Gen mecA memberikan resistensi terhadap methicillin pada S. aureus. Gen ini terletak pada kaset kromosom staphylococcal mec dan mengkodekan protein pengikat penicillin 2a (PBP2a). PBP2a terletak dalam dinding sel bakteri dan memiliki afinitas ikatan yang rendah untuk beta-laktam. Penelitian ini mengevaluasi titik maksimum CLSI (Clinical Laboratory Standards Institute) baru untuk uji cawan cefoxitin untuk menentukan resistensi berperantara mecA pada S. aureus.
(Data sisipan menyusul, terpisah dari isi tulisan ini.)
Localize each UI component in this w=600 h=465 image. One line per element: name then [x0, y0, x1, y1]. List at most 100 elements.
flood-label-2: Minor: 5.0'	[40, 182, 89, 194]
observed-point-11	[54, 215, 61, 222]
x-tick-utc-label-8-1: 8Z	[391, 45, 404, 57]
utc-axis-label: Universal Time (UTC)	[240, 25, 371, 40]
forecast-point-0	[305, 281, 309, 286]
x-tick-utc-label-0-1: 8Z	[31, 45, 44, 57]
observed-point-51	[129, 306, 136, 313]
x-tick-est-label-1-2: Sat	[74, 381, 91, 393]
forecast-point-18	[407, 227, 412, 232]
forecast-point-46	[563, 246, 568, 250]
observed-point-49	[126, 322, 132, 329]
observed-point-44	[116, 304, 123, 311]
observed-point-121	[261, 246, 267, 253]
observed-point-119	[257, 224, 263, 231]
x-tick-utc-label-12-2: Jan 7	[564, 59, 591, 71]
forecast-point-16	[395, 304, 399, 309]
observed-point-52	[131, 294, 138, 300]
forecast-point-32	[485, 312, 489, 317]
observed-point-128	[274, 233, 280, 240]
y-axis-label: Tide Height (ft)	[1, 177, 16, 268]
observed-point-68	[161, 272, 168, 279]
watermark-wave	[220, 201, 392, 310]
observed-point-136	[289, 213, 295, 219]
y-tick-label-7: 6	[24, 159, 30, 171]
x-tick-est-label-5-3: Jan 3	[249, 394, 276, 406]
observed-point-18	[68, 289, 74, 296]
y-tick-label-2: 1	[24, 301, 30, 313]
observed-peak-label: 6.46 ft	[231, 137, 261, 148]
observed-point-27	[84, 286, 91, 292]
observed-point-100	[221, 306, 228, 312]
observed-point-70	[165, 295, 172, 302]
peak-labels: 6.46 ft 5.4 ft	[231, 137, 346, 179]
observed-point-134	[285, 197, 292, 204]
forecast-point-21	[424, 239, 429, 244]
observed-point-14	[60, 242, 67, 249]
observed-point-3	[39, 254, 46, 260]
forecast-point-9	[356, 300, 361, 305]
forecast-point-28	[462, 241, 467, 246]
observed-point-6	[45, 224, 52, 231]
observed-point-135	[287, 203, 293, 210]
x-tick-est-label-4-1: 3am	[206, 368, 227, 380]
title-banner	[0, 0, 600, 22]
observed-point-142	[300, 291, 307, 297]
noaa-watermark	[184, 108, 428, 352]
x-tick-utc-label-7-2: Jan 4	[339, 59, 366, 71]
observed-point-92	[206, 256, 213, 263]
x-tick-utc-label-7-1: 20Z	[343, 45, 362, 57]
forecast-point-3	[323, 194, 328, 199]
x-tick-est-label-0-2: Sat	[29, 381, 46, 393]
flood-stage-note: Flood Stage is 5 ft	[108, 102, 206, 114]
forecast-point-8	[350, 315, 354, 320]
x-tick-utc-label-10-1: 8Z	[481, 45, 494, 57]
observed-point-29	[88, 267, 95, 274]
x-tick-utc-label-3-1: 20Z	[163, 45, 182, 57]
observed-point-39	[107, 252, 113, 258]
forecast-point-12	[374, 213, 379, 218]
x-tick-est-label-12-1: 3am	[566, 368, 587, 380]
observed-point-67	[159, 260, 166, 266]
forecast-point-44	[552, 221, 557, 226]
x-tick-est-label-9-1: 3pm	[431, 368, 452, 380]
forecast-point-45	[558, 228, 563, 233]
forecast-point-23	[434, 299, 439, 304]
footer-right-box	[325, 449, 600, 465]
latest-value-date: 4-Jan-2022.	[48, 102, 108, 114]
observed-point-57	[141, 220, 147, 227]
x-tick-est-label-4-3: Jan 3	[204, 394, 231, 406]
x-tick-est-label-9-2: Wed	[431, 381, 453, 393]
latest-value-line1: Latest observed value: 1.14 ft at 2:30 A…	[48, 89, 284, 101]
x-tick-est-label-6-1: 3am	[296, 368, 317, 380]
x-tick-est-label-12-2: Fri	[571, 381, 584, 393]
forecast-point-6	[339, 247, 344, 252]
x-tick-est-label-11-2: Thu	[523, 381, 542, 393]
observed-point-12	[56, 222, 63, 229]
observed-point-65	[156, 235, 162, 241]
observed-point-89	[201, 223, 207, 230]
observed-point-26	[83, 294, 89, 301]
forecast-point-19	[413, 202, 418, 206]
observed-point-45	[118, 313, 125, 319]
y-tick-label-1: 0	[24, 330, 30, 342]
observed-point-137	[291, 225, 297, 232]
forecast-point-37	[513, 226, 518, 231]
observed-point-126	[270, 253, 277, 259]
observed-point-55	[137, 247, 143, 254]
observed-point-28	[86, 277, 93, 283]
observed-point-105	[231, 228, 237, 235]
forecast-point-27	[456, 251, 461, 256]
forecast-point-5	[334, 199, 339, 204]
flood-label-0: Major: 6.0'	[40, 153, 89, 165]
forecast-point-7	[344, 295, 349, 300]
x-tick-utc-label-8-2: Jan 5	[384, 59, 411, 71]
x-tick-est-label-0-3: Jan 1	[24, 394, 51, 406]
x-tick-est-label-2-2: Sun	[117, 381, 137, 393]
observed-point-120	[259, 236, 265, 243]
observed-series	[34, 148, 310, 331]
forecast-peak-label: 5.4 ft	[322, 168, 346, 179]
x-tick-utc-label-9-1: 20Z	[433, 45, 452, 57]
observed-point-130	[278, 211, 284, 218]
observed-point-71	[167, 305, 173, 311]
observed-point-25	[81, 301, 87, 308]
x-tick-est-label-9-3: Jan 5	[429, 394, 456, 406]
CLSI merekomendasikan penggunaan cefoxitin ketimbang oxacillin ketika menggunakan metode difusi cawan untuk menentukan resistensi terhadap methicillin untuk S. aureus. Hasil cefoxitin lebih mudah diinterpretasi sehingga lebih sensitif untuk pendeteksian resistensi berperantara mecA dibanding hasil oxacillin. Titik maksimum resistensi dan kerentanan yang direkomendasikan untuk uji cawan feoxitin 30-µg yang digunakan untuk mendeteksi resistensi berperantara mecA pada S. aureus dirubah pada Januari 2007 oleh CLSI dari ≤19 mm dan ≥20 mm menjadi ≤21 mm dan ≥22 mm, masing-masing. Penelitian ini mengambil sampel dari banyak isolat S. aureus terbaru untuk membandingkan kinerja uji cawan cefoxitin pada titik-maksimum (breakpoint) yang baru dengan uji cawan oxacilin 1-µg .

Antara Agustus dan September 2007, sebanyak 1.611 isolat S. aureus yang tidak sama dikumpulkan oleh 53 laboratorium klinis di Wisconsin (hingga sampai 20 isolat MRSA dan S. aureus peka methicillin per laboratorium) dan dimasukkan ke Wisconsin State Laboratory of Hygiene. Pengidentifikasian spesies dikuatkan dengan morfologi koloni, uji slide koagulase, uji tabung selanjutnya, dan sifat biokimia. Tempat-tempat pengisolasian isolat S. aureus yang dikumpulkan adalah sebagai berikut: kulit dan jaringan halus (1.159 isolat; 71,9%), urin (136 isolat; 8,4%), saluran pernapasan (130 isolat; 8,1%), aliran darah (65 isolat; 4,0%), dan lainnya (121 isolat; 7,5%).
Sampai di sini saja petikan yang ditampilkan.